Beet juice contains nitrates (not to be confused with nitrites which are used to preserve meats). These nitrates can be used by the body to increase nitric oxide (NO), which dilates blood vessels (called vasodilation) and improves oxygen consumption. Beets are pretty darn awesome for many reasons, this being just one. That increase in vasodilation and NO production is why beets have a beneficial impact on hypertension, cardiovascular risk and athletic performance.
A study on male soccer players showed beet juice supplementation not only increased sprint speed but kept heart rate lower during exertion. With an increased ability to utilize oxygen, exercise becomes easier. While there’s no absolute in science, numerous studies seem to support the role of beet juice in sports performance among well-trained and recreational athletes.
It is, however, crucial to note that as of 2018 – only 2 studies on beet juice included women, and neither of these studies reported women’s hormonal status. A woman’s estrogen levels significantly impacts dilation and constriction of blood vessels and has significant impacts in day-to-day activity. Endothelial-derived nitric oxide synthase, which controls BP response and promotes relaxation of blood vessels, is HEAVILY influenced by estrogen, so a woman’s hormonal status and whether or not she is on hormonal birth control is important to know.

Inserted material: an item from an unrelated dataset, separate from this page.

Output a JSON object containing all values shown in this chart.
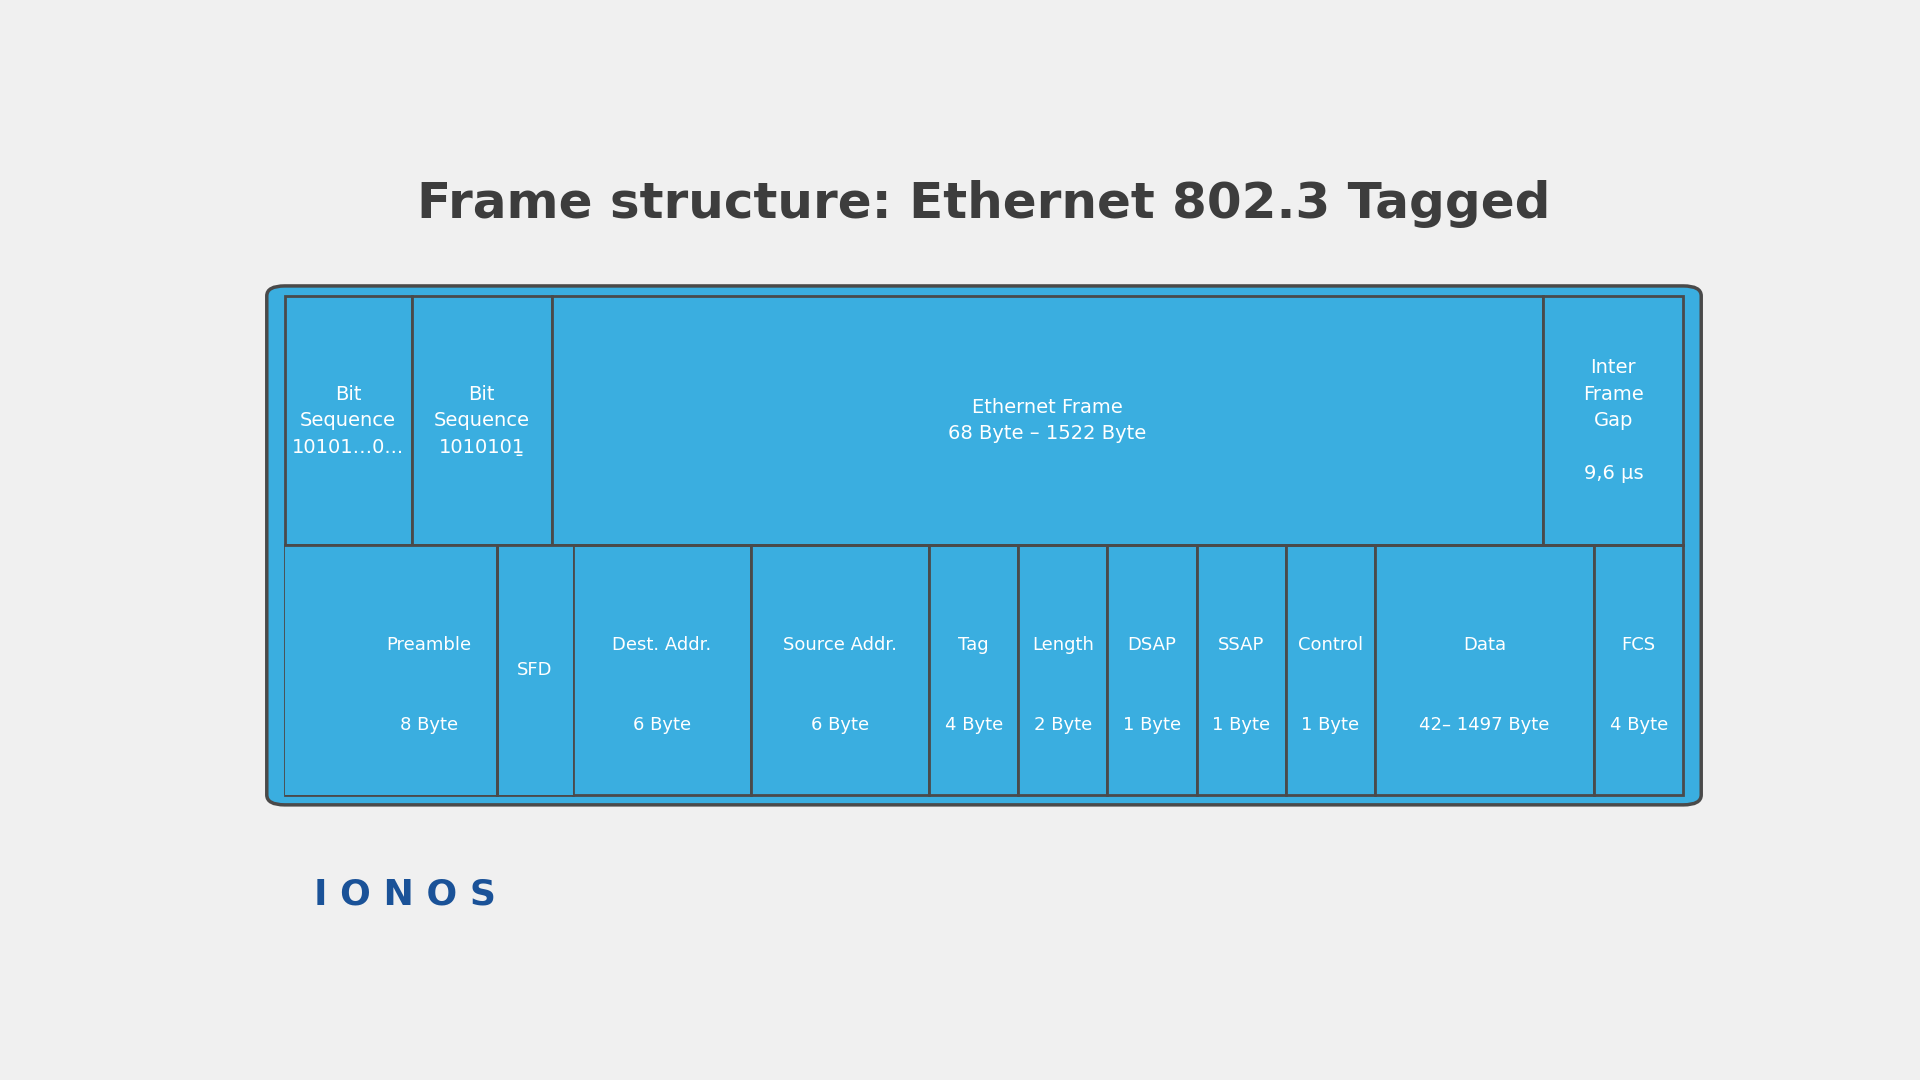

1 study in early 2019 looked at endurance and resistance training on women taking oral birth control (OBC). The conclusion of this well-controlled study is that there was no performance effect despite vasodilation response. Supplementing with beet juice nitrates had no effect on time trials, aerobic capacity, or power output for women.
The supplement industry makes its recommendations based upon research that has been done on men. Men have more blood volume, hemoglobin, and lean mass than women which also impacts vasodilation response and endothelial response to beet juice, hormone differences aside.
For these reasons, and the fact estrogen increases vasodilation and can lower blood pressure, we cannot use research on beet juice done on men and apply it to women. What is observed in the field is that women who are supplementing with beet juice nitrates experience excess vasodilation and more orthostatic hypotension if supplementing with beet juice, whether they are on oral birth control or cycling naturally. This can lead to increased dizziness and fainting.
I caution all my active women about the beet juice craze and encourage them to be mindful of how they feel, especially when they hit the post-ovulation, high hormone phase of their cycle. If she is taking oral contraceptive pills, I advise against beet juice supplementation altogether. It’s just not worth the risk, given that preliminary research shows women can’t expect the same results as men do.
Have you tried beet juice? What’s your experience been?